Sadia gave her the lopsided smile again. “If they used machines, what would they do with us?”
“What do you mean?”
“They got to do something with us, don’t they?” Sadia scowled and stabbed her spoon into the bottom of her bowl. “Can’t have us running all over their precious woods doing whatever we want can they?”
“Shht,” hissed one of the older women. “Sadia, don’t start it. Your people have enough trouble.”
“It’s true,” Sadia shot back. “And everybody here knows it, so why shouldn’t I warn the freshies?”
“Because it’s not true,” said another woman. She sat to Sadia’s right and wore her graying hair in a braid long enough to tuck into her belt. “Listen, what’s your name?” Chena told her. “Listen, Chena.” She leaned forward, and Chena couldn’t tell if she was faking being serious or if she was really trying to be earnest. “The idea is to create and maintain a series of ecologically stable communities so we can continue to live here and be healthy, without any of the troubles they h
ave on the Called worlds, where they just landed and started hacking away at things.”
“You tell her, Mae,” said one of the men, shoveling the last of his cereal into his bearded face.
“ ’Cause we heard already,” said another man, elbowing his friend in the ribs. A general chuckle rose from the crowd.
“We’re not dying,” said one of the younger men, from the back of the group.
“No, none of us die,” said a squat, dark woman with lines on her face and thick calluses on her hands. “Not unless we get sick, of course. Mostly, we just disappear.”

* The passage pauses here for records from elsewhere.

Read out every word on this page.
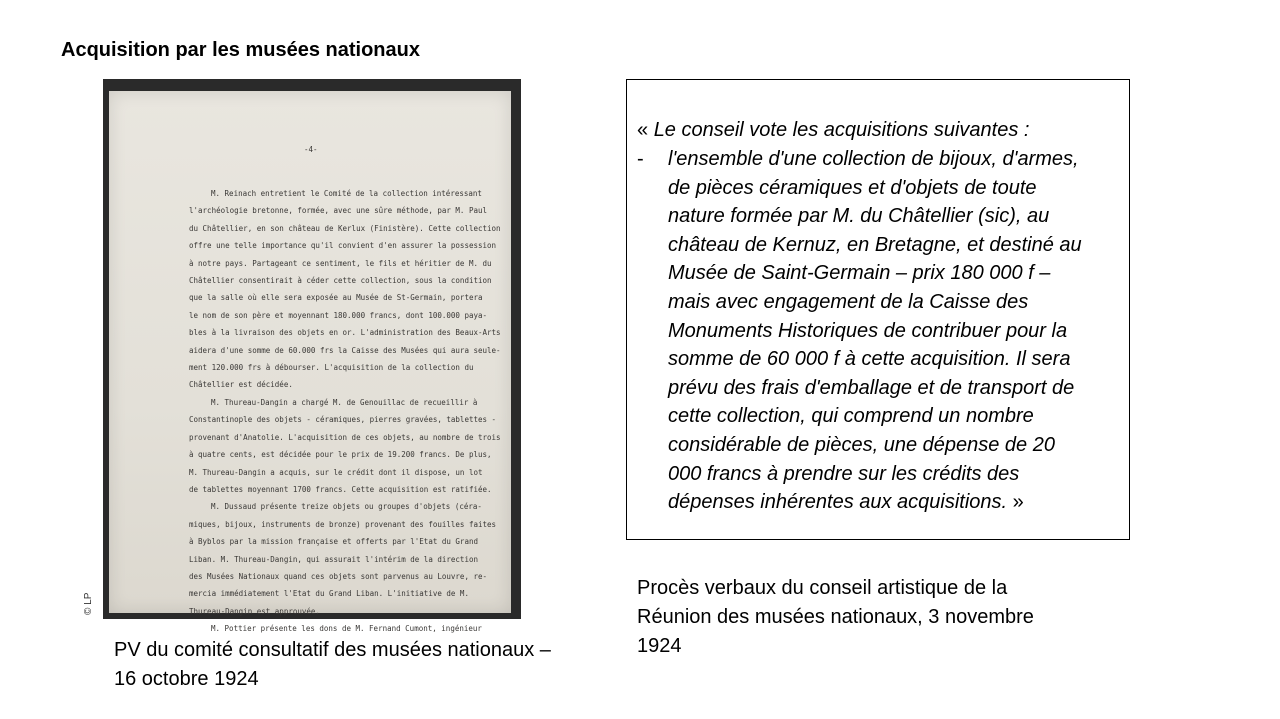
Acquisition par les musées nationaux
-4-
M. Reinach entretient le Comité de la collection intéressant
l'archéologie bretonne, formée, avec une sûre méthode, par M. Paul
du Châtellier, en son château de Kerlux (Finistère). Cette collection
offre une telle importance qu'il convient d'en assurer la possession
à notre pays. Partageant ce sentiment, le fils et héritier de M. du
Châtellier consentirait à céder cette collection, sous la condition
que la salle où elle sera exposée au Musée de St-Germain, portera
le nom de son père et moyennant 180.000 francs, dont 100.000 paya-
bles à la livraison des objets en or. L'administration des Beaux-Arts
aidera d'une somme de 60.000 frs la Caisse des Musées qui aura seule-
ment 120.000 frs à débourser. L'acquisition de la collection du
Châtellier est décidée.
M. Thureau-Dangin a chargé M. de Genouillac de recueillir à
Constantinople des objets - céramiques, pierres gravées, tablettes -
provenant d'Anatolie. L'acquisition de ces objets, au nombre de trois
à quatre cents, est décidée pour le prix de 19.200 francs. De plus,
M. Thureau-Dangin a acquis, sur le crédit dont il dispose, un lot
de tablettes moyennant 1700 francs. Cette acquisition est ratifiée.
M. Dussaud présente treize objets ou groupes d'objets (céra-
miques, bijoux, instruments de bronze) provenant des fouilles faites
à Byblos par la mission française et offerts par l'Etat du Grand
Liban. M. Thureau-Dangin, qui assurait l'intérim de la direction
des Musées Nationaux quand ces objets sont parvenus au Louvre, re-
mercia immédiatement l'Etat du Grand Liban. L'initiative de M.
Thureau-Dangin est approuvée.
M. Pottier présente les dons de M. Fernand Cumont, ingénieur
© LP

PV du comité consultatif des musées nationaux –
16 octobre 1924

« Le conseil vote les acquisitions suivantes :
- l'ensemble d'une collection de bijoux, d'armes,
de pièces céramiques et d'objets de toute
nature formée par M. du Châtellier (sic), au
château de Kernuz, en Bretagne, et destiné au
Musée de Saint-Germain – prix 180 000 f –
mais avec engagement de la Caisse des
Monuments Historiques de contribuer pour la
somme de 60 000 f à cette acquisition. Il sera
prévu des frais d'emballage et de transport de
cette collection, qui comprend un nombre
considérable de pièces, une dépense de 20
000 francs à prendre sur les crédits des
dépenses inhérentes aux acquisitions. »

Procès verbaux du conseil artistique de la
Réunion des musées nationaux, 3 novembre
1924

“Stop trying to scare the kid,” snapped Mae. “The hothousers only take volunteers or lawbreakers, and you know it.”
The shadow of the door-watching uncle fell over the lunch crowd. “And if you’ve got time to talk about all this, obviously you’re done with lunch.” He stood aside and gestured toward their abandoned posts.
There was a general groan and a bunch of dirty looks, but no one protested. They just all got to their feet and piled the bowls and cups in the bin that one of the kitchen kids carried and all went back to work. Even Sadia, but not without giving Chena a look that said, Told you.
After lunch, the work got shifted and she and Sadia got put on the pedal bikes to roll the compost drums around. Sadia had said that some of the stuff in there came out of the toilet shed. That could not be true.
At least, that was what she believed until she and Sadia got taken off the bikes and given a barrow to follow Mae and some other old woman around to the various toilet sheds and help them empty the boxes and cart the dirt and clay away.
For kids under fifteen, the shift was only six hours long, but it felt like forever. By the end, every fiber in Chena’s body ached. Despite the gloves, fat white blisters appeared on her hands. She staggered out of the shed next to Sadia. Sadia wasn’t looking at her, though; she was scanning the paths. Chena knew she was looking for Shond.
“Gods below, I am dead,” said Chena. She reached up to rub her shoulder, and winced as the motion made her elbow and hand hurt worse. “Where do we get the relax patches?”